7. Investors can choose to invest through SIPs, allowing them to contribute small amounts at regular intervals, promoting disciplined and systematic investing.


 

What are the factors to consider before investing in ELSS?


 

Three major things to consider before investing in ELSS are; 


 

Investment Duration: Consider investing in ELSS funds if you plan to keep your money invested for more than five years. The nature of ELSS funds, being linked to the stock market, benefits from a longer investment period to manage fluctuations in market conditions.


 

Returns: ELSS funds don't guarantee fixed returns since they depend on how well the underlying securities perform. However, if you're willing to invest for more than 5 years, ELSS has the potential to offer higher returns compared to other tax-saving options.


 

Lock-in Period: Once you invest in ELSS mutual funds, your money is locked in for three years. During this time, you cannot withdraw or sell your holdings.

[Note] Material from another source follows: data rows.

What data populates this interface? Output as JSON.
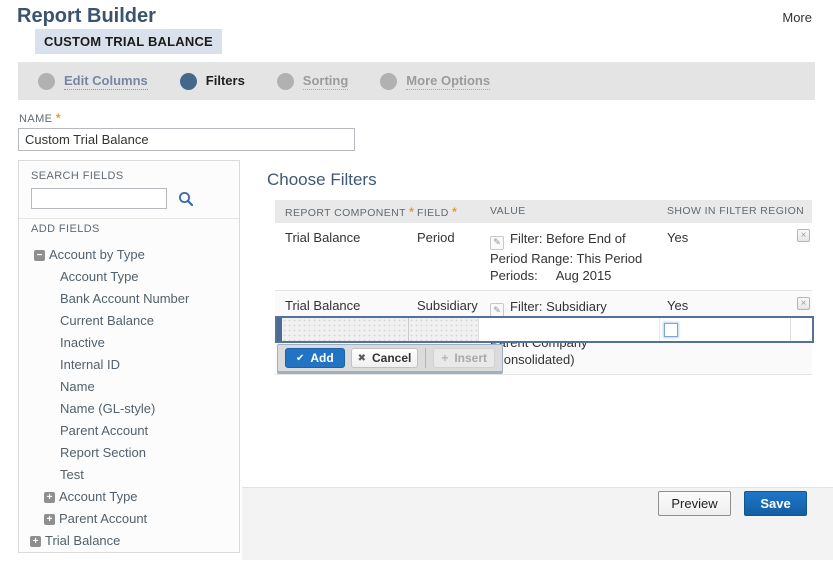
{
  "page": {
    "title": "Report Builder",
    "more_label": "More",
    "subtitle": "CUSTOM TRIAL BALANCE"
  },
  "nav": {
    "steps": [
      {
        "label": "Edit Columns",
        "state": "visited"
      },
      {
        "label": "Filters",
        "state": "active"
      },
      {
        "label": "Sorting",
        "state": "default"
      },
      {
        "label": "More Options",
        "state": "default"
      }
    ]
  },
  "name_field": {
    "label": "NAME",
    "required": "*",
    "value": "Custom Trial Balance"
  },
  "sidebar": {
    "search_label": "SEARCH FIELDS",
    "search_value": "",
    "add_fields_label": "ADD FIELDS",
    "tree": [
      {
        "label": "Account by Type",
        "toggle": "minus"
      },
      {
        "label": "Account Type"
      },
      {
        "label": "Bank Account Number"
      },
      {
        "label": "Current Balance"
      },
      {
        "label": "Inactive"
      },
      {
        "label": "Internal ID"
      },
      {
        "label": "Name"
      },
      {
        "label": "Name (GL-style)"
      },
      {
        "label": "Parent Account"
      },
      {
        "label": "Report Section"
      },
      {
        "label": "Test"
      },
      {
        "label": "Account Type",
        "toggle": "plus"
      },
      {
        "label": "Parent Account",
        "toggle": "plus"
      },
      {
        "label": "Trial Balance",
        "toggle": "plus"
      }
    ]
  },
  "filters": {
    "heading": "Choose Filters",
    "columns": {
      "component": "REPORT COMPONENT",
      "field": "FIELD",
      "value": "VALUE",
      "show": "SHOW IN FILTER REGION",
      "required": "*"
    },
    "rows": [
      {
        "component": "Trial Balance",
        "field": "Period",
        "value_lines": [
          "Filter: Before End of",
          "Period Range: This Period",
          "Periods:     Aug 2015"
        ],
        "show": "Yes"
      },
      {
        "component": "Trial Balance",
        "field": "Subsidiary",
        "value_lines": [
          "Filter: Subsidiary Context",
          "Parent Company (Consolidated)"
        ],
        "show": "Yes"
      }
    ]
  },
  "edit_bar": {
    "add": "Add",
    "cancel": "Cancel",
    "insert": "Insert"
  },
  "footer": {
    "preview": "Preview",
    "save": "Save"
  },
  "icons": {
    "check": "✔",
    "cross": "✖",
    "plus": "+",
    "minus": "−",
    "pencil": "✎",
    "delete": "×"
  },
  "colors": {
    "accent_blue": "#2273c3",
    "active_step_blue": "#44688c",
    "save_blue": "#135fa4",
    "chip_bg": "#d9e2ec",
    "edit_row_border": "#54719b",
    "required_star": "#e39b2d"
  }
}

It's essential to be aware of this mandatory lock-in period before choosing ELSS as an investment option.  


 

What is the best time to invest in ELSS Mutual Funds?


 

A better way to make the most of ELSS funds is to adopt a long-term perspective. Instead of rushing at the end of the year, plan your investments at the beginning of the year and consider using Systematic Investment Plans (SIPs). By investing consistently throughout the year, you can minimize the impact of market ups and downs, potentially building more wealth over time.


 

In an effort to reduce taxes, a lot of investors place money into Equity Linked Savings Scheme funds toward the end of the fiscal year. This might not be regarded as an appropriate plan of action. Saving money on taxes is unquestionably a factor to take into account when investing in these products.

Who Can Invest in ELSS Funds


 

If you're someone who has recently begun earning. 


 

If your sole preference is to be at low-risk investments, then this is your secure investment platform.


 

If you're an investor trying to reduce the burden of taxes and diversify the assets you own.


 

ELSS Mutual Funds are accessible to investors of all ages. Investing in three or four top-performing ELSS funds is advised by market professionals.